Facciamo un esempio: una persona dopo il 18° anno di età o il 10° anno di residenza ora deve aspettare tre anni prima che l’amministrazione dia la cittadinanza. E questo, di fatto, aumenta l’età in cui puoi avere la cittadinanza italiana a 21 anni, se sei nato in Italia, e 13 anni di residenza. Se tu sei rifugiato tu poi, puoi fare la richiesta della cittadinanza dopo quattro anni ma con questa norma vuol dire che diventano sette».

L’ultimo
grande cambiamento dei nuovi decreti è la protezione internazionale.
Un ritorno al passato con la protezione umanitaria?

«Sì,
è un po’ un ritorno a quello che succedeva prima. Noi avevamo tre
livelli di protezione: lo status classico di rifugiato, una
protezione sussidiaria, che si da a tutte le persone che non possono
dimostrare di essere perseguitate ma arrivano da Paesi in guerra o
dove vige la pena di morte, e poi la protezione umanitaria. Quando
Salvini aveva fatto il decreto diceva che era troppo diffusa: e in
effetti veniva assegnata a circa due migranti su tre.

Reinserire questa protezione, che era stata tolta dai decreti Sicurezza, è del tutto lodevole.

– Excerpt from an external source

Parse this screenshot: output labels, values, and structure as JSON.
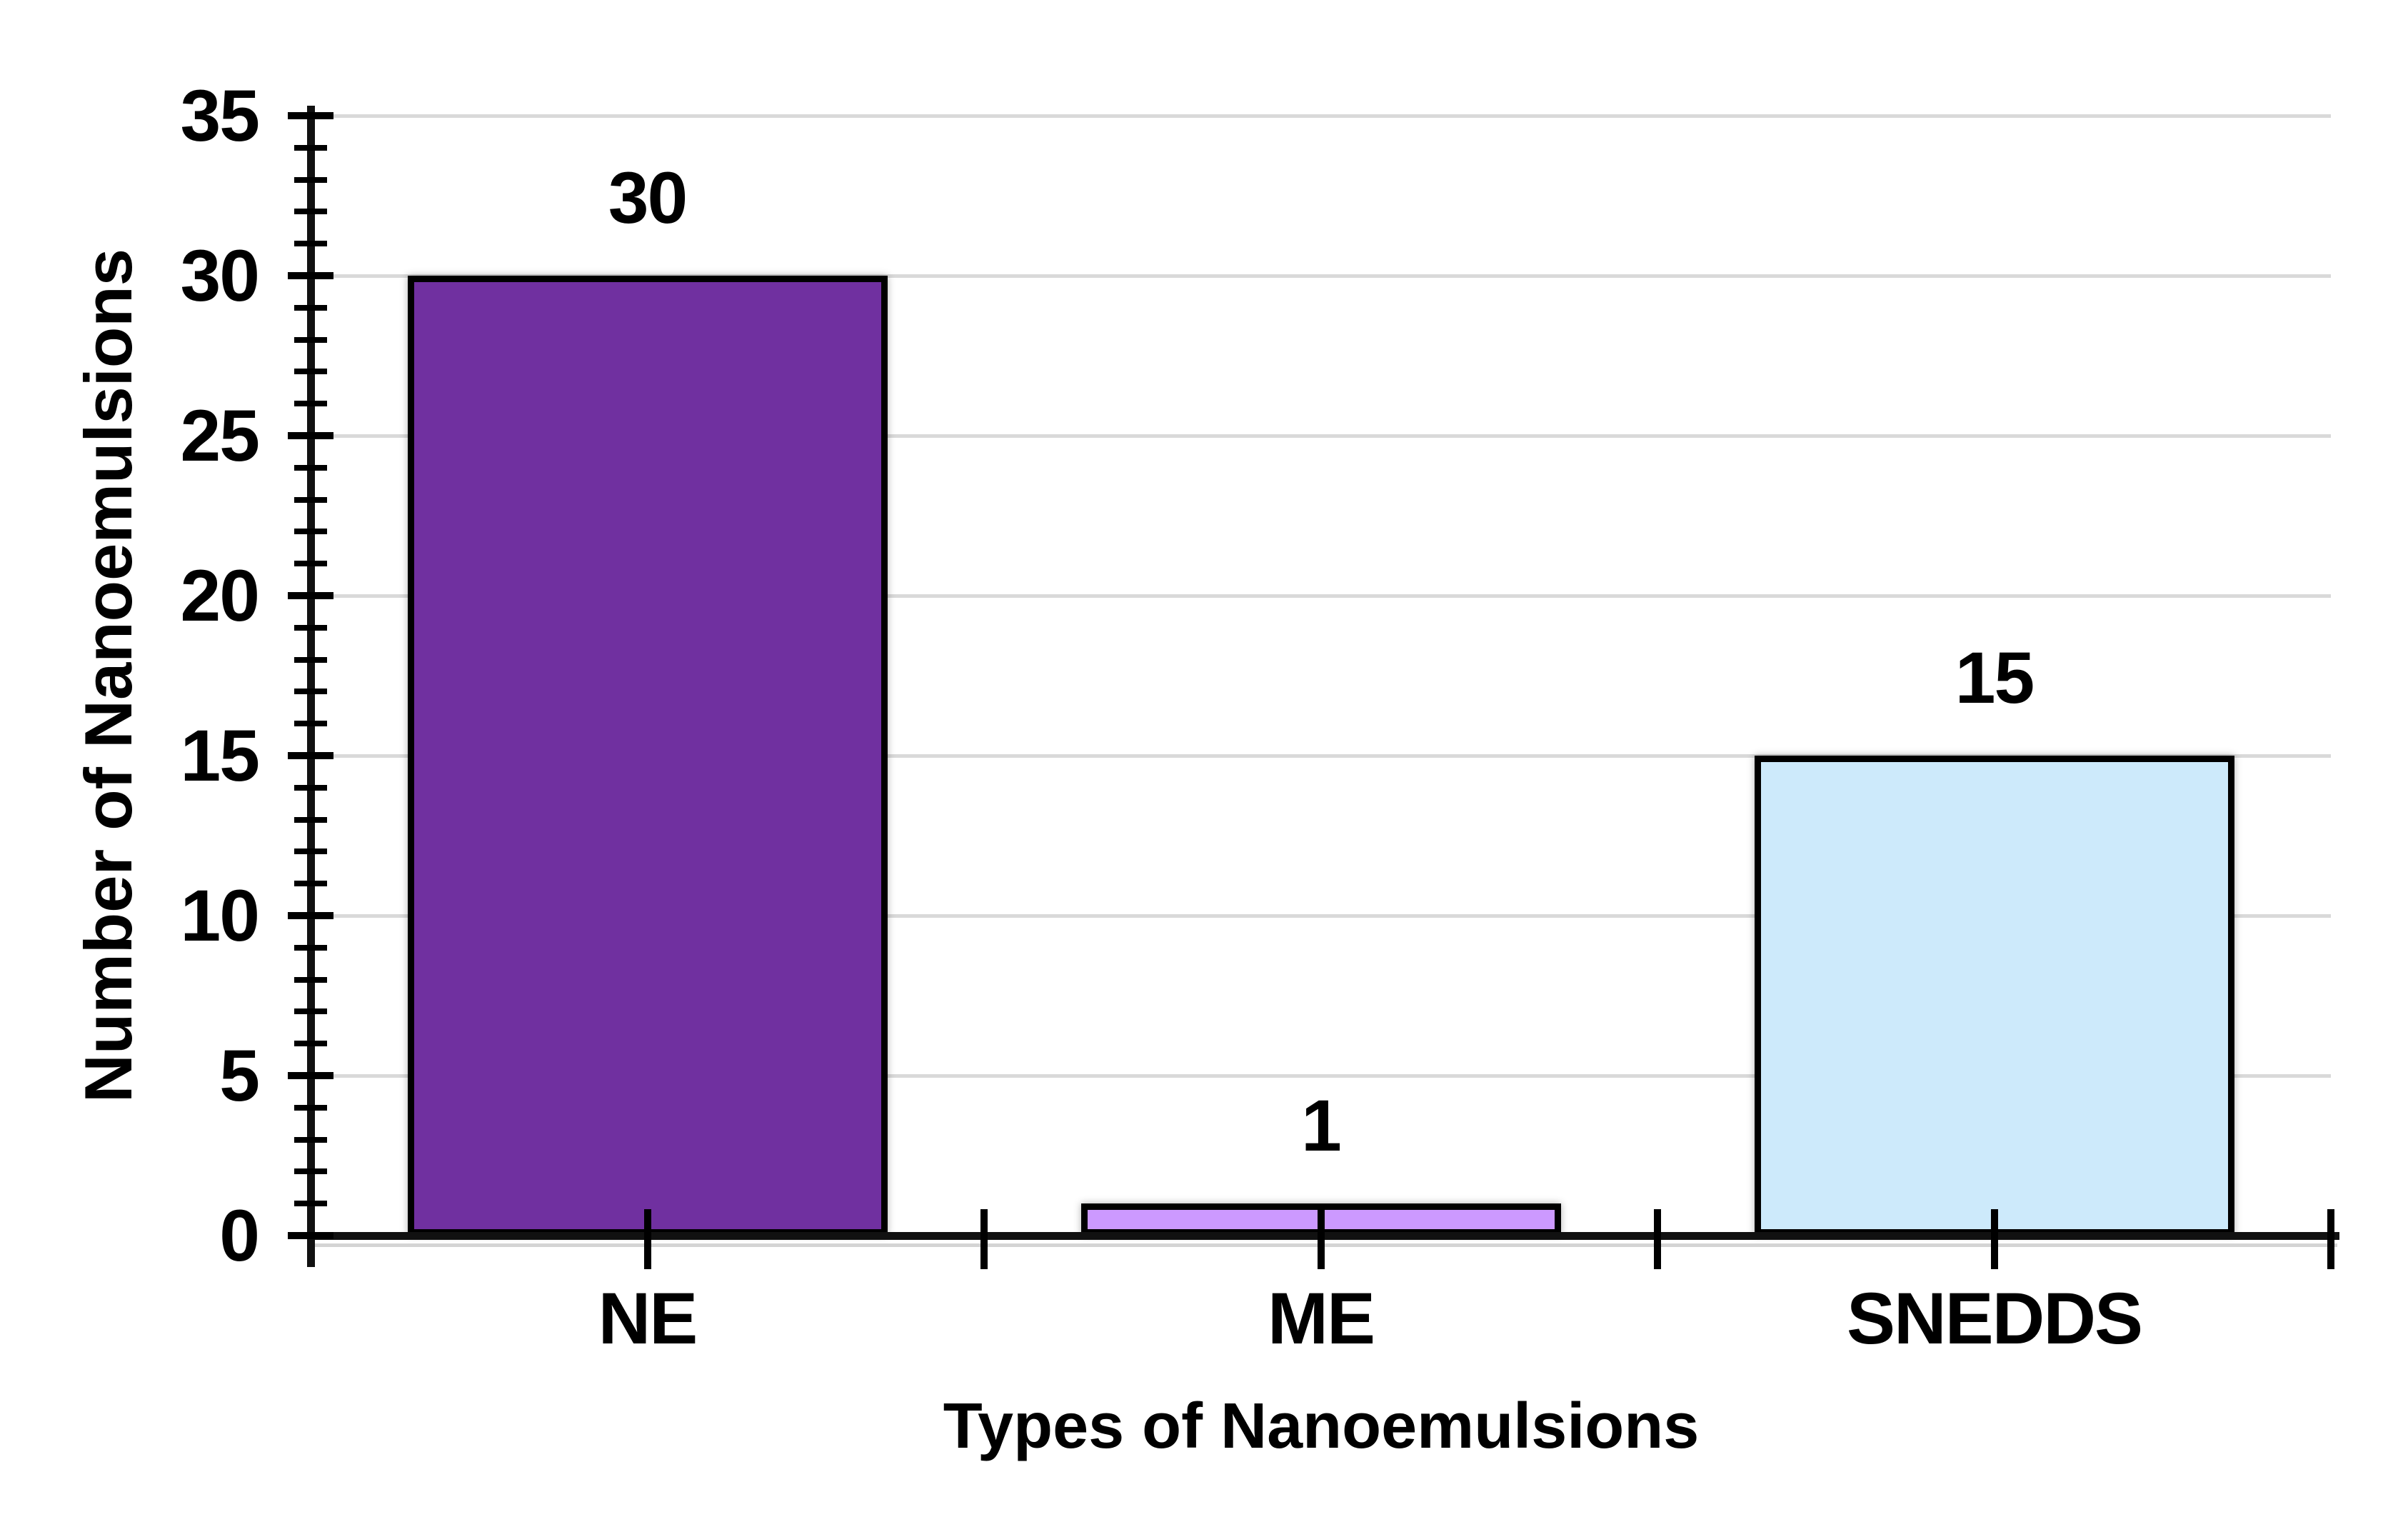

Toglierla ha voluto dire semplicemente aumentare il numero di migranti irregolari che si trovano sul nostro territorio, un dato che è salito da 530 mila a 600 mila. E un migrante che si trova in stato irregolare è 20 volte più a rischio di commettere crimini».

Con questi nuovi decreti aumenteranno i flussi migratori diretti verso l’Italia?

«Posso dire che tutte le riforme fatte in Italia hanno avuto un effetto minimo sui flussi migratori. Al massimo può incidere il cambio di governo. L’arrivo del Conte 2 ha fatto registrare un piccolo aumento nato dalla notizia che non c’era più Salvini al governo. A cambiare davvero i flussi sono gli eventi fuori dall’Italia, ad esempio in Libia. Sono altri i push factor, i motivi che spingono le persone a muoversi dai Paesi di origine».